Le 5 novembre 2007, John Williams a déclaré dans le journal vénézuélien El Nacional : «  C'est quelque chose d'unique qui doit être vu par tout le monde […] [et] dont nous un besoin urgent ici [aux États-Unis]. » Alexander Bernstein l’a confirmé le 12 janvier 2008 : « C’est quelque chose dont nous avons besoin aux États-Unis » (El Universal  de Caracas, Venezuela). 
Le 22 novembre 2007, Julian Lloyd Webber a dit à propos de l'annonce du gouvernement britannique d'une attribution de £ 332 000 000 pour l'enseignement exclusif de la musique : « Nous devons aussi remercier un pays pauvre sud-américain. En août dernier, au milieu des vacances scolaires, quand un certain nombre d'enfants britanniques en difficulté semblaient encore plus mécontents que d'habitude, le Simon Bolivar Youth Orchestra est arrivé du Venezuela pour offrir des spectacles au Festival d'Édimbourg et aux Proms de Londres ; cela a eu un effet tout simplement miraculeux. » Lloyd Webber a été nommé par le gouvernement britannique président d'un groupe de pilotage pour l'enseignement de la musique et un projet de développement communautaire inspiré d'El Sistema. 
Sistema Ecosse a été établi en Écosse avec une subvention de la Scottish Arts Council, à la suite d'une initiative de son président Richard Holloway, dans le but de briser le cycle de la pauvreté dans la région défavorisée économiquement de Raploch, et à Stirling, où l'espérance de vie masculine est de moins de 63 ans. 
En Angleterre, le ministère de la Culture a consacré 2 millions de livres à un programme de trois ans, appelé In Harmony, qui se concentrera sur trois régions pauvres. 

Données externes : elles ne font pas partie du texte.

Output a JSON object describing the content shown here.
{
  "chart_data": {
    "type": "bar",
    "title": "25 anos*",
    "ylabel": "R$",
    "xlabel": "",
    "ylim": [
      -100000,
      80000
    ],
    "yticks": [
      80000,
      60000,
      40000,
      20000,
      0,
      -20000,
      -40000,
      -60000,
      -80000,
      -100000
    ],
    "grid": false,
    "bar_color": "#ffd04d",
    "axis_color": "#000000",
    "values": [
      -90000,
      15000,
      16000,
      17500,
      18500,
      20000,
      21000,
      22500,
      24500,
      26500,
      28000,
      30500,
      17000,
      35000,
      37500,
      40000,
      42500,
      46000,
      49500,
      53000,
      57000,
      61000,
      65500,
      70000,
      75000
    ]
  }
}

Le 14 février 2008, El Sistema (fondateur José Antonio Abreu) a reçu le Prix Glenn-Gould. Dans son compte rendu après sa visite (2008) à Caracas, Brian Levine, directeur général, écrit : « El Sistema a démontré de façon concluante que l'éducation musicale est une passerelle vers l'apprentissage continu et un avenir meilleur. » 
Un film documentaire récompensé a été réalisé sur le thème de El Sistema, intitulé Tocar y Luchar (Play and Fight, 2004). En 2008, un autre documentaire sur El Sistema a été réalisé par Paul Smaczny et Maria Stodtmeier : c’est ce film qui sera présenté à Prades le 14 juin 2013 par les Ciné-Rencontres et les Samedis musicaux. 
 
El Sistema-France, un développement social et musical unique
El Sistema-France est un programme de secours social, de transformation culturelle profonde, pour toute la société française sans distinction, qui met l’accent sur les groupes sociaux vulnérables et en danger. Il suit un modèle éprouvé qui démontre comment un programme musical peut créer de grands musiciens et changer la vie de centaines de milliers d’enfants démunis au sein d’un pays. Cette méthode met l’accent sur la participation intensive dès le tout début, sur l’apprentissage en groupe, sur l’enseignement mutuel, sur un engagement pris à garder ensemble la joie d’apprendre en s’amusant et sur l’omniprésence de la musique. La méthode est souvent qualifiée ainsi : « D’abord la passion et ensuite le perfectionnement. » La formation repose essentiellement sur le travail en groupe, en chœur et en orchestre, ainsi que sur une préparation permettant d’intégrer les orchestres.
 
Le projet a pour objectifs :
- d’intégrer les enfants de l’école primaire dans une pratique orchestrale et chorale intensive à long terme ;
- de s’implanter et se développer dans la communauté pour y promouvoir le développement de chœurs et d’orchestres de jeunes prioritairement, mais aussi d’adultes ;
- de préparer les futures équipes de formation à partir de l’équipe de formateurs titulaires pour de futurs projets et de perfectionner les méthodes pédagogiques. 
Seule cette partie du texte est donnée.